O Chile e a curiosa síndrome da negligência unilateral da mídia

Colegas sinceramente entusiasmados com o movimento constituinte chileno, saúdam as propostas em jogo, as prováveis mudanças em um modelo de Previdência que destruiu a perspectiva de uma aposentadoria digna para os chilenos, a privatização da saúde e de todas as políticas públicas. Alguns chegaram a saudar a Constituição cidadã brasileira, de 1988.

Segundo os manuais do Google, a síndrome da negligencia unilateral ocorreu quando, após um acidente vascular, algumas pessoas podem começar a ignorar metade do seu mundo, de acordo com alguns relatos. Uma paciente, por exemplo, deixava de comer metade da comida no seu prato, apesar de ainda estar com fome. Ou desenhar um mostrador de relógio que mostra apenas os números 12 a 6.

A imprensa brasileira sofreu um acidente vascular com o jornalismo de guerra que dominou o setor de 2005 a 2019. De Bolsonaro para cá, a imprensa passou a exercitar uma retórica genérica de defesa dos interesses da população, da racionalidade, da solidariedade social. Digo genérica porque não vai além do bom-mocismo. Mas, ao mesmo tempo, tem que defender as tais reformas, da Previdência, do Estado, da Saúde, que são justamente as causas da rebelião cívica chilena.

E aí dá um nó.

Colegas sinceramente entusiasmados com o movimento constituinte chileno, saúdam as propostas em jogo, as prováveis mudanças em um modelo de Previdência que destruiu a perspectiva de uma aposentadoria digna para os chilenos, a privatização da saúde e de todas as políticas públicas. Alguns chegaram a saudar a Constituição cidadã brasileira, de 1988.

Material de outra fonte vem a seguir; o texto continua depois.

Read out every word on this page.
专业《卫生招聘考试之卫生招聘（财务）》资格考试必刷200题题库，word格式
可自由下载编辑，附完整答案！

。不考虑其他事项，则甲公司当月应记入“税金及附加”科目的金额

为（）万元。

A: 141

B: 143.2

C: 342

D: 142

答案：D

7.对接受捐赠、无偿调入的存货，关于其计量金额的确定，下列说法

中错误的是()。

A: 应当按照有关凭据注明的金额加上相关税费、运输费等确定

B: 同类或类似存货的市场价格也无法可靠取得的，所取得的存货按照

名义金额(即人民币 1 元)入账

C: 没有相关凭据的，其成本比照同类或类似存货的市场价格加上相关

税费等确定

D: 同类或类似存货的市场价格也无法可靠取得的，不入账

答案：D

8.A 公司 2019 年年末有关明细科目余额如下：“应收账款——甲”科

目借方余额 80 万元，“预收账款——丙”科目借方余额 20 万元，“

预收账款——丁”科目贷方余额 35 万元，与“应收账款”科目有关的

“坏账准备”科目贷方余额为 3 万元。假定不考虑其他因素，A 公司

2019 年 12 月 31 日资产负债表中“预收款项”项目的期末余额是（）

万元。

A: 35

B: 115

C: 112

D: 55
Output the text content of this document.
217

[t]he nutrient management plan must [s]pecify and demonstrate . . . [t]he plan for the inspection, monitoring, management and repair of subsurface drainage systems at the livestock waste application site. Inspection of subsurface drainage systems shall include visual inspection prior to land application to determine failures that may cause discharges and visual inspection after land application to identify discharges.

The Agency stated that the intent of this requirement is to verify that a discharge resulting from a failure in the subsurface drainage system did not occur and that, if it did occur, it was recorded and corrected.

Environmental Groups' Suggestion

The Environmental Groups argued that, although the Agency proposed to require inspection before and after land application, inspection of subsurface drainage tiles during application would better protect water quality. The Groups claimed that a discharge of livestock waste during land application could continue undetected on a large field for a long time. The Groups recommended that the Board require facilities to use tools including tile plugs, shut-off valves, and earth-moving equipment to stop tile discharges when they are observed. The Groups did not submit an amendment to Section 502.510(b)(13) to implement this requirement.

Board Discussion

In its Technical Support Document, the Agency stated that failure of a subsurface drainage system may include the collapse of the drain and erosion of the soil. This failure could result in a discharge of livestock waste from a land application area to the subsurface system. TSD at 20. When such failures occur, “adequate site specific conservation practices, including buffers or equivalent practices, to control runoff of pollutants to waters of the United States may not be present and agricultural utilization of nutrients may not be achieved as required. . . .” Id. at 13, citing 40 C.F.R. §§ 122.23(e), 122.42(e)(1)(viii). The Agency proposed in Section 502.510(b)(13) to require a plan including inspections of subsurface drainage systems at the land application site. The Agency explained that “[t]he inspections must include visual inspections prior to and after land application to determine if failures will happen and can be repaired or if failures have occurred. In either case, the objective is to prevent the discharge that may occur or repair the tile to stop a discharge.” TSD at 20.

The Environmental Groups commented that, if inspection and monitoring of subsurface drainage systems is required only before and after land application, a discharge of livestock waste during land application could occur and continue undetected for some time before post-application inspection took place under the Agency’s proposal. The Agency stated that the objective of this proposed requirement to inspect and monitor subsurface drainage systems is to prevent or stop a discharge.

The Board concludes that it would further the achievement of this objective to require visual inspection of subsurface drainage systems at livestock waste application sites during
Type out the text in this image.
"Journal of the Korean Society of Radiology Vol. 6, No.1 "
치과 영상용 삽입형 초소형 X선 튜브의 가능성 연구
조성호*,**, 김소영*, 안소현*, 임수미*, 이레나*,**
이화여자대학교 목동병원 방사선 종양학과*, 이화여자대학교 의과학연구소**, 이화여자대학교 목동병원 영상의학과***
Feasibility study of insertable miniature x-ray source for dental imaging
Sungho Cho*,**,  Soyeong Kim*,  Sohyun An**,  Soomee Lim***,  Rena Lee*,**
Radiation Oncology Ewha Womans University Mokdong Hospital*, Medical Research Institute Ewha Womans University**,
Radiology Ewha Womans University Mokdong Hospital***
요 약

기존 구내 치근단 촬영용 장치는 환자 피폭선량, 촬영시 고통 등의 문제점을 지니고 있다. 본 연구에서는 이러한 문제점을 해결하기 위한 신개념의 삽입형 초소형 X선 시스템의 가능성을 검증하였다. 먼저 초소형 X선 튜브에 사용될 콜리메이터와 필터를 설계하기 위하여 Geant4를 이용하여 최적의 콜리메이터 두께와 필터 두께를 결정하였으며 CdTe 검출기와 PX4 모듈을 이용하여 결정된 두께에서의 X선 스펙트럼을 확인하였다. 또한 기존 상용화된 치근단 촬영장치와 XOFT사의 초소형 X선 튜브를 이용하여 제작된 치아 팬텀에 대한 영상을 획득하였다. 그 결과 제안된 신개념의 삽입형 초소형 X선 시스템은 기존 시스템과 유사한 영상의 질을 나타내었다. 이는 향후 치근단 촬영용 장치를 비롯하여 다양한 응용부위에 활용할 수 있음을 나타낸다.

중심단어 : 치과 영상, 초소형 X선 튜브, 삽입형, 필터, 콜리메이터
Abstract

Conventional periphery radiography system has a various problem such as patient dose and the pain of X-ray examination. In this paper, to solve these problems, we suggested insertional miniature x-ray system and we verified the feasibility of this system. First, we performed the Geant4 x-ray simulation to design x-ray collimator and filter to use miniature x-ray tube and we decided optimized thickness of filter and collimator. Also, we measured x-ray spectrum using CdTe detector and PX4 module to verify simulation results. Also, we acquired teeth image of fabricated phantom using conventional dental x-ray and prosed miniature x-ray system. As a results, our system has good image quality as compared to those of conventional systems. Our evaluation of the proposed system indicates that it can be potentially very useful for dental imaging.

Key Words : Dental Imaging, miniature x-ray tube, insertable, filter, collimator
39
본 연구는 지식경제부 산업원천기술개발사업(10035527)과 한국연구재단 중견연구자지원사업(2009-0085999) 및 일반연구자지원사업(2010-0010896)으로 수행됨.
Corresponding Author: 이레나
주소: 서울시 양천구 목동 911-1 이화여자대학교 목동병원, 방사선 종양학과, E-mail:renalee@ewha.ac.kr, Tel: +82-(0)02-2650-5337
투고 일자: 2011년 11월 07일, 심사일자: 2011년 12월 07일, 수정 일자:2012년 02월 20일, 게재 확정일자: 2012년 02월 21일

Depois, tornam o chapéu e passam a defender medidas que inviabilizam aa Previdência, cortes na saúde, educação, manutenção da Lei do Teto, privatização selvagem, repetindo acriticamente os mantras do mercado financeiro. Cortes e cortes em gastos sociais, desmonte do Estado e nada sobre tributação do capital.

Daqui a alguns anos estarão sinceramente saudando a rebelião cívica que, através das eleições ou de uma nova Constituinte, erradicará o bem que eles apoiam que se transformará no mal que eles deplorarão.

Há, de fato, uma crise de informação no país, e a culpa não é só dos fake news de redes sociais.